Lgenia’s scientists conceive chemical compounds that could go on to become the faster-acting tuberculosis medications of the future. A laboratory in India synthesizes their ideas before sending the compounds to labs in Seattle; Fort Collins, Colorado; and Europe to test them on TB.

Hipskind said Lgenia did the work of about 60 projects last year for the price of about one-tenth that amount. They won’t know if any of them are successful for at least two to three years, he added.

Karen Lobb, a senior portfolio director at Lgenia, said if the company succeeds, it will make a “huge difference for tuberculosis patients around the world.”

“I can’t imagine a more fulfilling job,” she added.

Hipskind is well aware of how difficult it is to create medicines for complicated diseases.
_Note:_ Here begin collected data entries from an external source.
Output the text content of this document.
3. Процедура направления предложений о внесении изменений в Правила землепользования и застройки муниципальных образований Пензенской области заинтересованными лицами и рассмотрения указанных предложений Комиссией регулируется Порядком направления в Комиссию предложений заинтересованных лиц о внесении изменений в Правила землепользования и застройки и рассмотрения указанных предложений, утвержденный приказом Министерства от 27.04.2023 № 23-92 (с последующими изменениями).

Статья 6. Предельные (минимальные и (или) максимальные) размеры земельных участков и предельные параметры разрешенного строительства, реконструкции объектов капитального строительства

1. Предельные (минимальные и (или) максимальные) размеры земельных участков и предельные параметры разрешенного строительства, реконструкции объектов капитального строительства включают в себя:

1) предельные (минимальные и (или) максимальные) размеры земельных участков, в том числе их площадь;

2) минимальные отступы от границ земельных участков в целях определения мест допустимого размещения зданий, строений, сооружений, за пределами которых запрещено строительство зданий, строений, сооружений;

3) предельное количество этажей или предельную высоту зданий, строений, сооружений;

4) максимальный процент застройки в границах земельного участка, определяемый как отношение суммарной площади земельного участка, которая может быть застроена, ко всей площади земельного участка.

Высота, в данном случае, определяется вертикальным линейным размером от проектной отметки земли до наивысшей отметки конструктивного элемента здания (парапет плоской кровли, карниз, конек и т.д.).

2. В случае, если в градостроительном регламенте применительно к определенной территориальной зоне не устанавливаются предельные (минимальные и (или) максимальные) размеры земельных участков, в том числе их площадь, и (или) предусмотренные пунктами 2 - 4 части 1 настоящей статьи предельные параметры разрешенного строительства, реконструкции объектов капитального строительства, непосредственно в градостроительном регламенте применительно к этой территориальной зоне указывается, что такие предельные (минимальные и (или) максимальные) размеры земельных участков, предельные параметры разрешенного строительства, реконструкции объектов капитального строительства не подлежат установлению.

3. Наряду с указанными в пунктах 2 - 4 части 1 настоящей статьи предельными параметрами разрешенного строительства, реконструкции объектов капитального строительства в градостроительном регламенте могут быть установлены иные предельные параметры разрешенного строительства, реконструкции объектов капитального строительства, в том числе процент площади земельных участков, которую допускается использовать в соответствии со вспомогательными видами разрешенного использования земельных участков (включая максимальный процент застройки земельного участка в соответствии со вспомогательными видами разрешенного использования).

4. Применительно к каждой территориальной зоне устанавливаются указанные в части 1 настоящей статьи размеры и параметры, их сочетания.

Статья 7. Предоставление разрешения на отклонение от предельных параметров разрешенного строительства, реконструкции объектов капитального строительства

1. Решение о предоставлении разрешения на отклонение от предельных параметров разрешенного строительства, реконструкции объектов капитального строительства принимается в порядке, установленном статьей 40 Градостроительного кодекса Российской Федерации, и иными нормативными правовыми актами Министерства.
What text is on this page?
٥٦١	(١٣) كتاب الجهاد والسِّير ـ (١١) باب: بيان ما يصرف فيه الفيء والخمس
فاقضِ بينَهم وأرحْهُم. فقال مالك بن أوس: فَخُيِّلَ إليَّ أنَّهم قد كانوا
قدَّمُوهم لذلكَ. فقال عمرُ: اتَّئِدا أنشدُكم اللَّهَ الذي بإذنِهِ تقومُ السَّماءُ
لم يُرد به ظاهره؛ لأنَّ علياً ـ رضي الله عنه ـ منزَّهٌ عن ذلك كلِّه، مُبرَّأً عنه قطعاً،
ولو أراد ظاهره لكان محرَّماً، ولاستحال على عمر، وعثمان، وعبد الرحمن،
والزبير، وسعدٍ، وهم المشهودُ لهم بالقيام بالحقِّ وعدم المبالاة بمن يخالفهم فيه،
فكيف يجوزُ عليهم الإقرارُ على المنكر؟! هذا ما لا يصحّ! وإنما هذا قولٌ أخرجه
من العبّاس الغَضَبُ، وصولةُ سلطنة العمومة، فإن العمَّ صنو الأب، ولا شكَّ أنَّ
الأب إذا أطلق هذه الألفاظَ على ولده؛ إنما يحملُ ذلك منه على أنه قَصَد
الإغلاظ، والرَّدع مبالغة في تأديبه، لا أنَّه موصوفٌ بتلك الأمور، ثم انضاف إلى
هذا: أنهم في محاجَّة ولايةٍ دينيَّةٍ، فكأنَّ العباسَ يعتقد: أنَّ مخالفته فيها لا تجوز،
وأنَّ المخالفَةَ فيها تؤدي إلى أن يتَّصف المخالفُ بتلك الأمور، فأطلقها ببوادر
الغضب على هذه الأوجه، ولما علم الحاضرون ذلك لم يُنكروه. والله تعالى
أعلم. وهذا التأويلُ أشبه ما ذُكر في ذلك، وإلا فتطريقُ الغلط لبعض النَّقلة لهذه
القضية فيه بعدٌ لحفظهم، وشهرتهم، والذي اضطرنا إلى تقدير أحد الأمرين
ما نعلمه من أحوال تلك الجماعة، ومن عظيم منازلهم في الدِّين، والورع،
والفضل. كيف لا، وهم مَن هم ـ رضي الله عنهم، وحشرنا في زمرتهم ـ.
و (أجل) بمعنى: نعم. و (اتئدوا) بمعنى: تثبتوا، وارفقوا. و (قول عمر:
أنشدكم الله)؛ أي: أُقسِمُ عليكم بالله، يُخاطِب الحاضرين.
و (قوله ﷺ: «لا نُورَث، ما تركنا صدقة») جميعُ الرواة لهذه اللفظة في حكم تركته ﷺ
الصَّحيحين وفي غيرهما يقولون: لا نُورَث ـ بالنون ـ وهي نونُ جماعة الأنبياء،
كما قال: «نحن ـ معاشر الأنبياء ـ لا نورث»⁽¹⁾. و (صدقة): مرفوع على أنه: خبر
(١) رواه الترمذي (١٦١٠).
He spent his career at Lilly working on medications for ailments like diabetes, cancer and nervous system disorders. His research group put 17 compounds in clinical trials over 36 years. While that’s “a really impressive track record,” he said, none of the drugs were approved.

“That’s typical,” he continued. “If it was easy, they wouldn’t call it ‘research.’ They’d call it ‘search.’”

Hipskind’s group was able to achieve that impressive track record because it excelled at what’s called lead generation — the early stage of research.

“We were able to pick fruitful avenues that will lead to clinical compounds that can be used to test whether or not that compound is useful in a disease,” he said. “…If you don’t have the compound to try it, you don’t have a chance.”

His group’s success in lead generation inspired his new company’s name. He combined the words and added “ia” — Latin for “essence of” — to create Lgenia, or “the essence of lead generation.”

“It’s incredibly fun to have an opportunity like this to help people, to run a business, to make a difference,” he said.